А та ужасная ночь, когда злой лорд Кэнтервилль был найден почти задохнувшимся в своей уборной с бубновым валетом в горле?! Перед смертью он признался, что когда-то при помощи этой карты шулерски обыграл Чарльза Джеймса Фокса на пятьдесят тысяч фунтов и теперь привидение засунуло ему эту карту в глотку.
Он мысленно возвращался ко всем своим великим делам, ко всем своим жертвам, начиная с камердинера, застрелившегося в церкви при виде зеленой руки, стучащей в оконную раму, и кончая прелестной леди Стетфильд, всегда носившей на шее черную бархотку: чтобы скрыть отпечатки его пяти пальцев, оставшихся на ее белоснежной коже. Бедная леди кончила тем, что утопилась в пруду в конце Королевской аллеи. С чувством упоения, знакомого каждому истинному художнику, он перебирал в душе лучшие свои роли и горько усмехался, вспоминая то свой последний выход в сцене «Рэд-Рейбен, или задушенный младенец», то свой дебют в Великане Габене, пьющем кровь Безеля Мура, то небывалый фурор, который произвел в один прекрасный июльский вечер, сыграв на площадке в кегли своими собственными костями.
И вдруг являются эти несчастные новомодные американцы, угощают какой-то патентованной гадостью и бросаются подушками! Он поклялся достойно отомстить и до зари сидел, погруженный в глубокое раздумье.
Когда утром семья Отисов сошлась за завтраком, о привидении, конечно, говорили больше всего. Посол Соединенных Штатов был немножко уязвлен пренебрежением к своему подарку.
– Я вовсе не желал, – объяснил он, – нанести духу личную обиду и, приняв в расчет его долгое пребывание в замке, должен сказать, что бросать в него подушками невежливо.
Это весьма уместное замечание было встречено, к сожалению, громким хохотом обоих близнецов.
– С другой стороны, – продолжал мистер Отис, – если дух не хочет воспользоваться машинным маслом, придется снять с него цепи: когда в коридоре такой шум, спать совершенно невозможно.
Но целую неделю ничто не беспокоило обитателей замка. Была только одна странность – это постоянное возобновление кровавого пятна на полу в библиотеке, тем более что все двери и окна запирались на ночь на замки и задвижки. Удивлял всех и переменчивый цвет пятна: то матово-розовый, то киноварный, то темно-пурпурный, а как-то раз, когда все сошли вниз к завтраку, пятно было зеленым, как светлый изумруд! Эти цветовые изменения очень заинтересовали семейство, и каждый вечер на эту тему непременно заключалось пари. Одна маленькая Виргиния не позволяла себе никаких шуток и почему-то с печалью смотрела на пятно, а в то утро, когда оно стало изумрудным, горько заплакала.
Второе появление духа произошло в воскресенье вечером. Семья только улеглась, как весь дом был поднят на ноги невероятным шумом, внезапно раздавшимся в холе. Все бросились вниз и увидели такую картину: старые рыцарские доспехи валялись перед своим пьедесталом, а в кресле с высокой спинкой сидел дух сэра Кэнтервилля и со страдальческим видом тер себе коленки.

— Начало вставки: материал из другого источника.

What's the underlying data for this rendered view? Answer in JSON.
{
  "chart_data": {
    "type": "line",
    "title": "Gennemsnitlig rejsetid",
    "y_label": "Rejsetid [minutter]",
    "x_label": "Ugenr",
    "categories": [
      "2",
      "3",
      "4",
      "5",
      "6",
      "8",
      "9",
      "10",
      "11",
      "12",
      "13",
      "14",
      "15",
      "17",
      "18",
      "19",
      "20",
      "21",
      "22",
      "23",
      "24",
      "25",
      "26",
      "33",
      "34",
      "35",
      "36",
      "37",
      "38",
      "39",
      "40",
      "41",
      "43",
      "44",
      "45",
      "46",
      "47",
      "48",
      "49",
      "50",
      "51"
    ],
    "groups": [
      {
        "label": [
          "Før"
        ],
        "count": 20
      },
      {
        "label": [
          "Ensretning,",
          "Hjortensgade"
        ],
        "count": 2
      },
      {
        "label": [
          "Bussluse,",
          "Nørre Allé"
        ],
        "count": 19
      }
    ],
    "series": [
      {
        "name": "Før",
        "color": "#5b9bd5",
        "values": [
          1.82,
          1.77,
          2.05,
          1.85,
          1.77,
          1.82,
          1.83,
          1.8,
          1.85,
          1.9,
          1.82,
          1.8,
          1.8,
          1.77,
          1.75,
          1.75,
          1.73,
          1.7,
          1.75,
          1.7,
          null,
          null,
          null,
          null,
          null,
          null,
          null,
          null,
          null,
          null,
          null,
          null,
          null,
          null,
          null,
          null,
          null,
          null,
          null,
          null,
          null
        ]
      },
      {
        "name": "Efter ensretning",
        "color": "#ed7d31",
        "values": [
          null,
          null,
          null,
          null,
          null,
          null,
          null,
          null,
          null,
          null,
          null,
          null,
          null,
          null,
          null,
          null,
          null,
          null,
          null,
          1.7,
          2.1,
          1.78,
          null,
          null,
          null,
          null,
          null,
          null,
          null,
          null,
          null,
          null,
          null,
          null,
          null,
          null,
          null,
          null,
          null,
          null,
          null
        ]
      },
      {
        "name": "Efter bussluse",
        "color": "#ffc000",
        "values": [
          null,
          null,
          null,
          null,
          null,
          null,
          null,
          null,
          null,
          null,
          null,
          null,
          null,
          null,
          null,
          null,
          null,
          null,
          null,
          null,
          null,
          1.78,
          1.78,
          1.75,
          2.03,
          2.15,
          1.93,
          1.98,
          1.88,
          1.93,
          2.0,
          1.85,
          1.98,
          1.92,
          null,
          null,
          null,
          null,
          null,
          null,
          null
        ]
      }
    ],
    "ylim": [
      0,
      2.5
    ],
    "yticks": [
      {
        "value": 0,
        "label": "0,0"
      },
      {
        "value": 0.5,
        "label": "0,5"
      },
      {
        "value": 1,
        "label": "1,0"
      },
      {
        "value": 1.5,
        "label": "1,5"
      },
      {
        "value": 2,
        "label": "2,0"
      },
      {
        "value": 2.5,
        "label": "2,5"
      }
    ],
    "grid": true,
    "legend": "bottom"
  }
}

Близнецы явились со своими рогатками и два раза выстрелили в привидение с меткостью, достигнутой долгими старательными тренировками на учителе каллиграфии. Посол Соединенных Штатов навел между тем на духа свой револьвер и закричал, согласно калифорнийскому обычаю:
– Руки вверх!
Дух с бешеным криком вскочил и туманом пронесся через всю эту группу, задув по пути свечу в руках Вашингтона и оставив всех в полнейшей темноте. На верхней площадке лестницы он отдохнул и решил разразиться своим знаменитым дьявольским хохотом.
Не раз этот хохот оказывал замечательное действие: шевелюра лорда Рокера побелела от него в одну ночь, а три француженки-гувернантки леди Кэнтервилль так перепугались, что раньше срока и без предупреждения оставили место. Итак, дух смеялся теперь самым ужасным смехом, так что звенела старая с высокими сводами крыша. Но едва затих последний чудовищный раскат, отворилась дверь и показалась миссис Отис, одетая в голубой капот.
– Вы, кажется, не совсем здоровы, – сказала она, – я могу предложить вам капли доктора Доббельса. Если у вас несварение желудка, то они вам помогут.
Дух смотрел на склянку, весь красный от злости, и тут же хотел обернуться большой черной собакой – фокус, который принес ему заслуженную славу и, по мнению домашнего врача, был причиной сумасшествия Томаса Горна, дядюшки лорда Кэнтервилля. Но вдруг послышались шаги, заставившие его отказаться от этого ужасного плана. Он только стал слабо фосфоресцировать, испустил глухой, могильный стон и исчез как раз в тот момент, когда близнецы настигли его.